| Komisyon Adı | : | PLAN VE BÜTÇE KOMİSYONU |
| Konu | : | Bazı Kanun ve Kanun Hükmünde Kararnamelerde Değişiklik Yapılmasına Dair Kanun Teklifi (2/3119) münasebetiyle |
| Dönemi | : | 28 |
| Yasama Yılı | : | 3 |
| Tarih | : | 22 .05.2025 |
TAHSİN OCAKLI (Rize) - Teşekkür ederim Sayın Başkan.
Değerli milletvekilleri, yine bir 35 maddelik torba yasa teklifiyle karşı karşıyayız ve elbette burada da daha önceleri olduğu gibi, Cumhurbaşkanının Anayasa'yı ihlal ederek Türkiye Büyük Millet Meclisinin yetkilerini gasbetmesiyle ilgili olarak karşımıza yeni bir torba kanun teklifiyle, yasa teklifiyle çıktınız. Cumhurbaşkanı Anayasa'ya uymuyor, bilerek ve isteyerek Anayasa'ya uymuyor, üstelik yeni anayasa teklifi de var şimdi ve siz onun bu Anayasa tanımazlığını Türkiye Büyük Millet Meclisini alet ederek meşrulaştırmak istiyorsunuz. Bu önümüze getirdiğiniz aynı mahiyette 4'üncü torba yasa teklifi. Birkaç tane daha hazırlandığını duyuyoruz tabii ama şimdi size, iktidar vekillerine bir soru sormak istiyorum: Allah göstersin, bu teklif diyelim ki Komisyonda veya Genel Kurul aşamasında reddedildi -Allah göstersin- eğer yasalaşmaz ise ne olacak? Yani şimdi buraya getirdiğiniz teklifteki işlemler zaten tesis edilmiş, yapılmış, bitmiş, atamalar yapılmış, bütçeler buna göre çıkarılmış, ödemeler planlanmış ama diyelim ki Komisyonda ya da Genel Kurulda reddedildi, ne yaparsınız bunu, ne yapacaksınız bu durumda? Demek ki hatayı telafi etmekle olmuyor, hata yapmamak lazım.
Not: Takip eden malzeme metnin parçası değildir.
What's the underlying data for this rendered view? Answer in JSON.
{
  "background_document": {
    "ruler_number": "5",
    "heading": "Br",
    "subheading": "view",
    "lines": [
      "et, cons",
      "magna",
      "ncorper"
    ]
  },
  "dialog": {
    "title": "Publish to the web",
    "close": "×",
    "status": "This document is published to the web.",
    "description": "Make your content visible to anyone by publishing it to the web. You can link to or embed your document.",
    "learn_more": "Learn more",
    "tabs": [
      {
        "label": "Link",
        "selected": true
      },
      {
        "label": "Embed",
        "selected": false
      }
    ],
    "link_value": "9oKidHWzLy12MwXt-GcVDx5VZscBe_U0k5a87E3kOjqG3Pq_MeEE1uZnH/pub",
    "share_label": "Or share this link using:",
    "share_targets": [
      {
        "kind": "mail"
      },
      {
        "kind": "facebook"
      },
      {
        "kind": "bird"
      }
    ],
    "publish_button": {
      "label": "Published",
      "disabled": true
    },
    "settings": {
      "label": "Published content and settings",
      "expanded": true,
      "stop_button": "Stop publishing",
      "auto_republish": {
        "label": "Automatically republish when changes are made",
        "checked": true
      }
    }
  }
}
Şimdi, eski bir bakanımız vardı, eski bakanımız ne demişti hatırlayalım. Vaktiyle İçişleri Bakanı, bahis çetelerinden rüşvet aldığı iddiasıyla gündemde olan Bakan diyordu ki: "Siz yıkın, kanun arkanızdan gelir." Aslında bugün yaptığınız, bugün yapmaya çalıştığınız bu; önce yapıyorsunuz, sonra kanun çıkarıyorsunuz. Yani "hukuk devleti" dediğimiz anlayışı aslında iktidarınız bitirdi. Bir yandan Anayasa Mahkemesinin iptal ettiği kanun hükmünde kararnameler buraya geliyor, diğer taraftan da Anayasa'yı çiğnemeye ve Cumhurbaşkanı yetkisi olmayan KHK'lerle atamaları yapmaya devam ediyor. Sizin ona "Bu yaptığınız yanlıştır." deme haddiniz yok, bunu biliyoruz. Siz milletin temsilcisi olmayı bıraktınız, şimdi Cumhurbaşkanın temsilcisi ya da onun bu tür hukuk dışı kararlarını aklayan bir yer hâline getirdiniz Meclisi. Millet artık sizden bir şey beklemiyor, milletimiz seçim sandığının gelmesini ve millete sırtını dönenlerin bir an önce tarihteki siyasi mevta sonuna gelmesini istiyor.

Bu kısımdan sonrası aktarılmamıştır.